Mozyrko przez miesiąc będzie współpracował jeszcze z dotychczasowym dyrektorem sportowym Warty, Robertem Grafem. Ten następnie podejmie pracę w Rakowie Częstochowa.
Robert dokończy w Warcie Poznań okienko transferowe, a ja będę stopniowo wdrażał się w strukturę klubu. We wrześniu usiądziemy z działem skautingu, sztabem i ustalimy dalsze ruchy transferowe. Pełniłem różne funkcje na statku, a teraz przejmuję rolę kapitana. Rozumiem, jakie kto ma zadania na swoich stanowiskach w klubie, bo sam sprawowałem funkcje od trenera, po skauta, koordynatora czy edukatora. Do tego miałem kilkanaście kontuzji, więc wiem, jak działają też fizjoterapeuci
tłumaczy Radosław Mozyrko i dodaje, że czeka go bardzo trudne zadanie.

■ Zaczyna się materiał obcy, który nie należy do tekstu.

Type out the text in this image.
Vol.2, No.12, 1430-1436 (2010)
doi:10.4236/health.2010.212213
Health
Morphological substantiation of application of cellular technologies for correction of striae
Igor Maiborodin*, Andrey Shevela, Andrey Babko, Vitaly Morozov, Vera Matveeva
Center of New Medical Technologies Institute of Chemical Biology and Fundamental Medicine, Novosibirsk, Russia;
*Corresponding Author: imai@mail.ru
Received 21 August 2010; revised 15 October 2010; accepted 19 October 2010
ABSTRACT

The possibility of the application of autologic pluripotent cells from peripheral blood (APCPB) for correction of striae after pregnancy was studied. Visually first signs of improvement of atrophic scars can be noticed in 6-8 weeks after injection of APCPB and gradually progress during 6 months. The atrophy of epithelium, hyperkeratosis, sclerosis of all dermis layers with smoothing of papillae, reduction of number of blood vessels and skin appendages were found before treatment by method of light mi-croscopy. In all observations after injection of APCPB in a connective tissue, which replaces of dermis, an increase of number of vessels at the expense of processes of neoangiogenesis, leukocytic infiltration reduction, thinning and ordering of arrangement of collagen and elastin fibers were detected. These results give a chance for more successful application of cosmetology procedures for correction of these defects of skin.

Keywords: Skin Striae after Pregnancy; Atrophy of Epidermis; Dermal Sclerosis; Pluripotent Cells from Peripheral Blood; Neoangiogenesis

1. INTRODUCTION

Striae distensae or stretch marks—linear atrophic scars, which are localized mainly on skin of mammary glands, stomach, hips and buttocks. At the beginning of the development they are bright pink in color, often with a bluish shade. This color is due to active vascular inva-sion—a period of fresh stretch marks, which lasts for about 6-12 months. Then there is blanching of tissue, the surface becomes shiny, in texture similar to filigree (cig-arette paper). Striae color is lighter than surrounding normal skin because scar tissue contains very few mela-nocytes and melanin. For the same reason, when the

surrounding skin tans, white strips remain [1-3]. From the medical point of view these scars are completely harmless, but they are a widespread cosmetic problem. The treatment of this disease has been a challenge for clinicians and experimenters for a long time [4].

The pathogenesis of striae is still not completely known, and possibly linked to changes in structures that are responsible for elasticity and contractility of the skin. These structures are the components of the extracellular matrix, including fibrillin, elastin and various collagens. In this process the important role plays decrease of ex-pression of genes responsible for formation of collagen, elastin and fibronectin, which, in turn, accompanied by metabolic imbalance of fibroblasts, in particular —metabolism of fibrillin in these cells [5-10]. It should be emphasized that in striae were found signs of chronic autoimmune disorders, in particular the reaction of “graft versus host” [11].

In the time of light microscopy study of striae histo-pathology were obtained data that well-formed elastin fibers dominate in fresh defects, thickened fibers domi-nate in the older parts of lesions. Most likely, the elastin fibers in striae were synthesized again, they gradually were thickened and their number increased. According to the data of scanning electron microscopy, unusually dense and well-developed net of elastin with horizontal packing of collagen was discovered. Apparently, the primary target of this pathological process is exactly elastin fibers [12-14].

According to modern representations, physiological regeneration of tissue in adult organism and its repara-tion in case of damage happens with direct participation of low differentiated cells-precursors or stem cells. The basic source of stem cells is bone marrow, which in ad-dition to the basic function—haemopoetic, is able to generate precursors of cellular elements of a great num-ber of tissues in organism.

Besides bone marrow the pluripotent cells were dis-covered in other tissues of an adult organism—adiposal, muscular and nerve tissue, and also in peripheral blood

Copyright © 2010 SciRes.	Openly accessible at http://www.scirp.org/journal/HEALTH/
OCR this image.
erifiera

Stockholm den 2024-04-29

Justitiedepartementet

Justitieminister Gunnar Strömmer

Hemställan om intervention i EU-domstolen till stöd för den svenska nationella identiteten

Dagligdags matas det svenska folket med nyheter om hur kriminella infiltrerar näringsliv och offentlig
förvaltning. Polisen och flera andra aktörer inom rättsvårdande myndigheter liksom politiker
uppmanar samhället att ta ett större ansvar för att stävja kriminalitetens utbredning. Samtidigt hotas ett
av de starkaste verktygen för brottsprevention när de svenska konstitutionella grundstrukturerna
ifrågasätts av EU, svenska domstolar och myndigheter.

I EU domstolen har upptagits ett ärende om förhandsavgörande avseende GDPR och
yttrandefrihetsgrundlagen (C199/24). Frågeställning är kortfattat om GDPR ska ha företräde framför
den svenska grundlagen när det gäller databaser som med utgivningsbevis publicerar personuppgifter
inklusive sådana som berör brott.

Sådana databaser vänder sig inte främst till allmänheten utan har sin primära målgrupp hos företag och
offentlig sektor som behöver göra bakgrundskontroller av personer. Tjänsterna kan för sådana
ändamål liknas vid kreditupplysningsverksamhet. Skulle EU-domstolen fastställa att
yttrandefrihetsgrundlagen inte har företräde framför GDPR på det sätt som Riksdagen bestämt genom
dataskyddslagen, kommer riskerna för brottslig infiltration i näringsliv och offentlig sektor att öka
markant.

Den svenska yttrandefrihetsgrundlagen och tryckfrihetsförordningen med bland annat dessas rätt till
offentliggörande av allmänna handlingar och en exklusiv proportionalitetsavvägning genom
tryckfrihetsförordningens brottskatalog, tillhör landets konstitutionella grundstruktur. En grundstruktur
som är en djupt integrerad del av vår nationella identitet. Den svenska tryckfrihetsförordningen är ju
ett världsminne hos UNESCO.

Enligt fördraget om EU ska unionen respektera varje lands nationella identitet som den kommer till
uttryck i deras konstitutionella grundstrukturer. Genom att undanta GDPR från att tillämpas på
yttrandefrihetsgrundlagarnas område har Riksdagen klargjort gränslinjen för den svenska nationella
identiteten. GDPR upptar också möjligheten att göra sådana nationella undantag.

Wiadomo, że w Polsce dyrektor sportowy jest postrzegany tylko przez pryzmat transferów, ale to jest jakieś 40 procent moich obowiązków. Będę odpowiedzialny za wdrażanie w życie wizji klubu. Co to dla mnie znaczy? Chodzi o zarządzanie działem sportu, monitorowanie pierwszego zespołu, zarządzanie transferami. Rozumiem filozofię Klubu, rozmawialiśmy o niej długo z władzami Warty. Dalej idziemy w tym samym kierunku, będziemy chcieli trzymać się tego, by w zespole było tylko kilku obcokrajowców, do tego zawodnicy z regionu. Stawiamy też na młodych i zdolnych. Chciałbym dodać do tego projektu coś od siebie. Zależy mi na tym, żeby co roku jeden zawodnik Warty Poznań mógł wypłynąć na szersze wody. Żeby wypromował się na tyle, by odejść do lepszego, bogatszego klubu. Wiadomo, jako klub chcemy też zarabiać na transferach, ściągać ciekawych zawodników i sprzedawać ich za sensowne pieniądze.